California’s Medical Cannabis Regulation and Safety Act has been passed by the legislature, signed by the governor, and the Administrative State needs until January 1, 2018 to implement it. Dale Gieringer of California NORML reports: “Regulatory costs due to MCRSA are estimated to run between $225 and $873 per pound, according to an economic analysis by the University of California Agricultural Issues Center. 

“Over half of the costs are accounted for by testing requirements. This analysis doesn’t include taxes.  The Prop 64 cultivation tax comes to $148/pound —less than the estimated cost of testing.  The analysis also estimates that adult-use production will be 61.5% of the market, the medical use segment 9%, and the illegal segment 29.5%.”

 Retro Message:

The >200 page analysis was prepared by UC Davis input/output economists for California’s Bureau of Marijuana Control. The very name of this new government entity reflects fear, ignorance and a police-state mentality.

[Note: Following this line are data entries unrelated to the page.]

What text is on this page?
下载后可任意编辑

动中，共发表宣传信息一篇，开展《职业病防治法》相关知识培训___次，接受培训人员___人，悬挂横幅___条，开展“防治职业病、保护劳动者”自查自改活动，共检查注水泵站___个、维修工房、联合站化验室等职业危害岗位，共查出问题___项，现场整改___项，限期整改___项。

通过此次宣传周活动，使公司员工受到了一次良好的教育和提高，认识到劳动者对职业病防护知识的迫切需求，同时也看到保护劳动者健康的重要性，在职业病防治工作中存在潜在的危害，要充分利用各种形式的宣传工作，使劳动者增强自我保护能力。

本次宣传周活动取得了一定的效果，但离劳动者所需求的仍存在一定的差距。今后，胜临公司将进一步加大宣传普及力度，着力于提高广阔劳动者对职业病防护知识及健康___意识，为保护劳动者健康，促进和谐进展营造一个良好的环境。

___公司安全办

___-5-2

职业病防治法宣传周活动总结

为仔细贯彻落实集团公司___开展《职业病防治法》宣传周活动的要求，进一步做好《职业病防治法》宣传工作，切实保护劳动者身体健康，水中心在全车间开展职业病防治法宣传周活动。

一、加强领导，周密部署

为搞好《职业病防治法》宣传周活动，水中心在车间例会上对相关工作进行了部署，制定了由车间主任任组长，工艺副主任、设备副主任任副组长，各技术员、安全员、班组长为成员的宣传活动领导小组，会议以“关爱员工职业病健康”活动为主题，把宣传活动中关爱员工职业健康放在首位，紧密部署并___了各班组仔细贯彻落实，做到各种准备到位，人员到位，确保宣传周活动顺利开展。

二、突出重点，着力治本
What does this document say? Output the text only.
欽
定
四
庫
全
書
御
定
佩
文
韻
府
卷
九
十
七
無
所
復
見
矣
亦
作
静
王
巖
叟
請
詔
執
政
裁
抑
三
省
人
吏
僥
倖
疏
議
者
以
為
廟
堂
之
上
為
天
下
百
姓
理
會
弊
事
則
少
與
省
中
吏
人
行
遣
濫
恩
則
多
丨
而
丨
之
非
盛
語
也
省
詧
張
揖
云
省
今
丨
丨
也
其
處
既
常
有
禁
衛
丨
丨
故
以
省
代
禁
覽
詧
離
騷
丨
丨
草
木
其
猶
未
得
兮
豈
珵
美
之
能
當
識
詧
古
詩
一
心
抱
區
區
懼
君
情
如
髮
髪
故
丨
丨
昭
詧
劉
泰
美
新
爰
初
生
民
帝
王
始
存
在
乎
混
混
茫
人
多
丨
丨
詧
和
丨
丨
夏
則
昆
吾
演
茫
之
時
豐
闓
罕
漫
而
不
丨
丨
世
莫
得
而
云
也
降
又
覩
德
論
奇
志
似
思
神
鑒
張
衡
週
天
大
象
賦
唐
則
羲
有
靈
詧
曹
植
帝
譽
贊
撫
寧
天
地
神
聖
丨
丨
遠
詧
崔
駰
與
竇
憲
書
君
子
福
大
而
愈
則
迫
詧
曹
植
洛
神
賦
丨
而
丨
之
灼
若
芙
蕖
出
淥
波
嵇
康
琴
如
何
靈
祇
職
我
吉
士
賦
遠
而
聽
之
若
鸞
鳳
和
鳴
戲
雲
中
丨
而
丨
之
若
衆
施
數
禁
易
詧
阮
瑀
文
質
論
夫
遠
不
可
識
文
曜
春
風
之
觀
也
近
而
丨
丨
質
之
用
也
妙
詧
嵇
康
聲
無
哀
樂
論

What California needs is Marijuana for Bureau Control. 

When I was working for San Francisco District Attorney Terence Hallinan some 15 years ago, I went to the Grove St. offices of the Public Health Department to ask Josh Bamberger, MD, if his department would test the herb being sold in dispensaries for mold and toxins. This was about five years after Prop 215 passed and five years before Steve DeAngelo willed Steep Hill Lab into being. The answer was no, the Health Dept didn’t have the budget the personnel… It never dawned on me to suggest that testing could be a moneymaker for them. Nor did it dawn on me to try to involve the SFPD, which had a testing lab in Hunter’s Point. I had generally excellent relations with the cops I dealt with every day and Chief Fred Lau, then Heather Fong, but the narcs didn’t like me (it was mutual) and the lab was their turf.

When I told my friend Jeanne Lang this story about Hallinan’s efforts to involve the city and county of San Francisco’s Health Department in implementing Prop 215, she said, as if to her own surprise, “It never occurred to me that the government should be responsible for lab testing.” 

Privatization is not just something that happened in the former Soviet Union. It has been happening in the US all these years and it’s inside everybody’s head. How did it become unthinkable for medical cannabis users to demand useful services in return for their tax dollars? Is everybody so grateful that “legalization” looms that they assent to a 15% tax on their medicine?  

One month after Prop 215 passed, Hallinan went to Sacramento for an “Emergency All Zones Meeting” of all the Police Chiefs, Sheriffs and DAs that had been called by Attorney General Dan Lungren to explain his “narrow interpretation” of the law. (Which boiled down to ‘Keep arresting and prosecuting. If they use 215 as a defense we’ll hassle the doctor.’) Hallinan —the only elected official in the state who had supported Prop 215— stood up during the Q&A session to urge his colleagues to involve their departments of public health in implementing the new law. “Kayo” had been a boxer —fought Cassius Clay in an Olympic trial, if memory serves. Smoldering glares from 350 cops didn’t faze him.